Injectiveness of unfaithful representation

Question

I took symmetry course and was wondering about unfaithful group represntations.

I know that representation is unfaithful if group homomorphism is not injective. I also know that if kernel is nontrivial more than one element is mapped to identity. That break injectiveness so representation is unfaithful. If I can find elements that map to same element hence break injectiveness that are not in kernel that means I found an unfaithful representation with trivial kernel. That is impossible according to Wikipedia.

Why is that so?

I also read that elements not in the kernel can map to the same element if they are in the same coset. Is that true? Why?

Answer 1

why is that so?

If $\phi(g)=\phi(h)$, then $\phi(gh^{-1})=I$. If you assumed $g\neq h$, then $gh^{-1}\neq e$ is a second element mapping to the identity.

I also read that elements not in the kernel can map to the same element if they are in the same coset. Is that true?

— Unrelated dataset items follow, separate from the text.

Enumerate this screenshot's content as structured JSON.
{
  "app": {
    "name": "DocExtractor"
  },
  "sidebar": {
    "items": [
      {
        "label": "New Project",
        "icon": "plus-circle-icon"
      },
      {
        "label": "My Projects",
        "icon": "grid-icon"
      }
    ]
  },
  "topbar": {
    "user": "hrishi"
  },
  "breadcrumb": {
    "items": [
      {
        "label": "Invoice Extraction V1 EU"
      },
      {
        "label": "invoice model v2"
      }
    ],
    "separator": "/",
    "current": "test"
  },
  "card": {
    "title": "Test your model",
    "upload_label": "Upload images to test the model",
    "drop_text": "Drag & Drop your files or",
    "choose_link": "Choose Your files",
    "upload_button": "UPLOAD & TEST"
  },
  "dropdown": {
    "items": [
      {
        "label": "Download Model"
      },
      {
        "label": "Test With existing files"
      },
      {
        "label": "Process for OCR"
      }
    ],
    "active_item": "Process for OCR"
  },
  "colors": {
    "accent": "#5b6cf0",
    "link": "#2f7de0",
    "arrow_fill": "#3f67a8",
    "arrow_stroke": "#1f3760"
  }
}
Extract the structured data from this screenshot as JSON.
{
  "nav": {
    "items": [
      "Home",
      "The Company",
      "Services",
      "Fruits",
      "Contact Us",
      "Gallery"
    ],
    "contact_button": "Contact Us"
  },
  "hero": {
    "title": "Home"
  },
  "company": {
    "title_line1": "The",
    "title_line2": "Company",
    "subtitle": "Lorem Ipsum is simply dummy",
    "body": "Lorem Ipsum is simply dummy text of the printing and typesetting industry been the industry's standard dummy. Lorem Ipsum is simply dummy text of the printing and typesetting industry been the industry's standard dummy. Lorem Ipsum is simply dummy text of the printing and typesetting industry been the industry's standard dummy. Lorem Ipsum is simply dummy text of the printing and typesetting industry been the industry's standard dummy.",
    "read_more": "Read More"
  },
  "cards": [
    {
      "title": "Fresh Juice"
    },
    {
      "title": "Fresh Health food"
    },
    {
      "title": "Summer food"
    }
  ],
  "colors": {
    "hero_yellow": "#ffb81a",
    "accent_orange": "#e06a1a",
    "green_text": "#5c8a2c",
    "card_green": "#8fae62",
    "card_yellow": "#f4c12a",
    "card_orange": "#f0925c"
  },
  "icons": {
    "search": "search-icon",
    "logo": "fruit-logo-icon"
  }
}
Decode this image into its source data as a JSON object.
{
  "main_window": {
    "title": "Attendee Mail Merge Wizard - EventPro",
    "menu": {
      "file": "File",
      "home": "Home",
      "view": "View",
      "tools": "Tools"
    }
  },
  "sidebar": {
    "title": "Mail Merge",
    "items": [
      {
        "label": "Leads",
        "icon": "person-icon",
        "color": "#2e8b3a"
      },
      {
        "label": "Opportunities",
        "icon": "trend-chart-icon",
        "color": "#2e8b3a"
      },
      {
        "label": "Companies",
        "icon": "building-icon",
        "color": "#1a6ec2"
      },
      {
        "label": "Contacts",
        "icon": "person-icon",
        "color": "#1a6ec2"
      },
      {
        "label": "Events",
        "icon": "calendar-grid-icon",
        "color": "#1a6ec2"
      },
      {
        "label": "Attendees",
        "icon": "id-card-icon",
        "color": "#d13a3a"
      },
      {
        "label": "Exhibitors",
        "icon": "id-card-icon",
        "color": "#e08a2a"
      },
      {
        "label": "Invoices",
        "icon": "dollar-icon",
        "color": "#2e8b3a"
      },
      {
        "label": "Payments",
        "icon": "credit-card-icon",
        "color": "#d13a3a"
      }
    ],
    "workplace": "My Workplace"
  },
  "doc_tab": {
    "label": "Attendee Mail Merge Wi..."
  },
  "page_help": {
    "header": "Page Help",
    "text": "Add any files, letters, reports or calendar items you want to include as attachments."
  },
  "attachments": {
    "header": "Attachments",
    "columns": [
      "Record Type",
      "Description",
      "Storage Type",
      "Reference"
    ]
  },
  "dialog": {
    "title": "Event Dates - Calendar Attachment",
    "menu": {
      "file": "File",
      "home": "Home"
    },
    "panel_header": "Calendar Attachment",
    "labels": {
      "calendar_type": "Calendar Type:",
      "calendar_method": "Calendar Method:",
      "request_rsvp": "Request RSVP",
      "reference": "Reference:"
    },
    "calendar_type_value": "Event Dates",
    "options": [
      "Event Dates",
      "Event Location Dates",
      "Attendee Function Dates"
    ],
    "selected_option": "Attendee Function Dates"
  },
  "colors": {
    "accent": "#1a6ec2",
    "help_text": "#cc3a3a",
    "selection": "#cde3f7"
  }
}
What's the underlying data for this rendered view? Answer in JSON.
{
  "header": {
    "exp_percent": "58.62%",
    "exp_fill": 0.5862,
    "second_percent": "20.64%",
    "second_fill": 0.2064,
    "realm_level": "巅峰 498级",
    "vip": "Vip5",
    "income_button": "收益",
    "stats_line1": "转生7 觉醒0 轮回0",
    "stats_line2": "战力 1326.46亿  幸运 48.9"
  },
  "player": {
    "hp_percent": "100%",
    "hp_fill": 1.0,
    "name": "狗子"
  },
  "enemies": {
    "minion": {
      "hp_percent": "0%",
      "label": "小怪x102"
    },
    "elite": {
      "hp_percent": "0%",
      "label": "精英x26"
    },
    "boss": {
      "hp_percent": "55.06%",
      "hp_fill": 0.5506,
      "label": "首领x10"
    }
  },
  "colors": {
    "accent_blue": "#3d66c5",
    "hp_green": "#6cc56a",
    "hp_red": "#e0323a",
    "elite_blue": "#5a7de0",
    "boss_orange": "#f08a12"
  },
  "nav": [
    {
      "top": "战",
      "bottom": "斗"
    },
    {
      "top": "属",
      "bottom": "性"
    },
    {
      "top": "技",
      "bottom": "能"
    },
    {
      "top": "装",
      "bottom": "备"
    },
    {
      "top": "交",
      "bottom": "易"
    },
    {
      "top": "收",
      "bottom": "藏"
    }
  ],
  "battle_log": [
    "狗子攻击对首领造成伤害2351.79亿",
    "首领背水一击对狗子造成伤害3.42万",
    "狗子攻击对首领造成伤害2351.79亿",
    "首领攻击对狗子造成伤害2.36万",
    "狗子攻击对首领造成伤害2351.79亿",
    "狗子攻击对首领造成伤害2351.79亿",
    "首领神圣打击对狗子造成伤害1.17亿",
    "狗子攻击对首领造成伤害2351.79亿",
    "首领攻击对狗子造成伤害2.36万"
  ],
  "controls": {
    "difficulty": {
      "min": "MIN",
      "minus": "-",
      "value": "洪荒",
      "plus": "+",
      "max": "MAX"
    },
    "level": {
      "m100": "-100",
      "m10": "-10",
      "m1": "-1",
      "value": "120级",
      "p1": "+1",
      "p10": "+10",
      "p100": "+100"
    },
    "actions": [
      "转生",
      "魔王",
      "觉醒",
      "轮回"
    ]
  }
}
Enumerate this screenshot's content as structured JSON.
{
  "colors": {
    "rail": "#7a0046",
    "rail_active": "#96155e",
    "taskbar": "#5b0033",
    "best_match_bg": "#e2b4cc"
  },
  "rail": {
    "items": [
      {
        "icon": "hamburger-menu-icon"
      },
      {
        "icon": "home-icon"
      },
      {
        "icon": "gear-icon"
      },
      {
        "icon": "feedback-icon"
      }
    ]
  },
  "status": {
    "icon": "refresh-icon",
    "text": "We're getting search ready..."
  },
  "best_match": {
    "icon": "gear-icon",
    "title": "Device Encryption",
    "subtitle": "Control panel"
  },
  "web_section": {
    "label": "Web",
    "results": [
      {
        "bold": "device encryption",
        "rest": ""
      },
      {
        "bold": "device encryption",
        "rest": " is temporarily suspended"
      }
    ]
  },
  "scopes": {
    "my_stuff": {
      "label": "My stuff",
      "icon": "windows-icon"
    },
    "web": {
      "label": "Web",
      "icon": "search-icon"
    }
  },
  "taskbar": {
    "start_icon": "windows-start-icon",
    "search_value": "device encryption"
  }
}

Trivially, yes. $g\ker\phi=h\ker\phi\iff gh^{-1}\in \ker\phi\iff \phi(g)=\phi(h)$.

Answer 2

Suppose $\rho:G\to H$ is the representation of $G$ (with $H$ being some group, for instance $\operatorname{Aut} V$ if you are talking about linear representations). If $g,g'\in G$ are such that $\rho(g)=\rho(g')$, then $1=\rho(g^{-1}g')$, so $g^{-1}g'\in\ker \rho$, and thus $g'\in g\ker \rho$. This is saying that elements which map to the same thing are in the same coset of the kernel. If $g\neq g'$, this implies the kernel is nontrivial. It might be worth reviewing the isomorphism theorems for groups.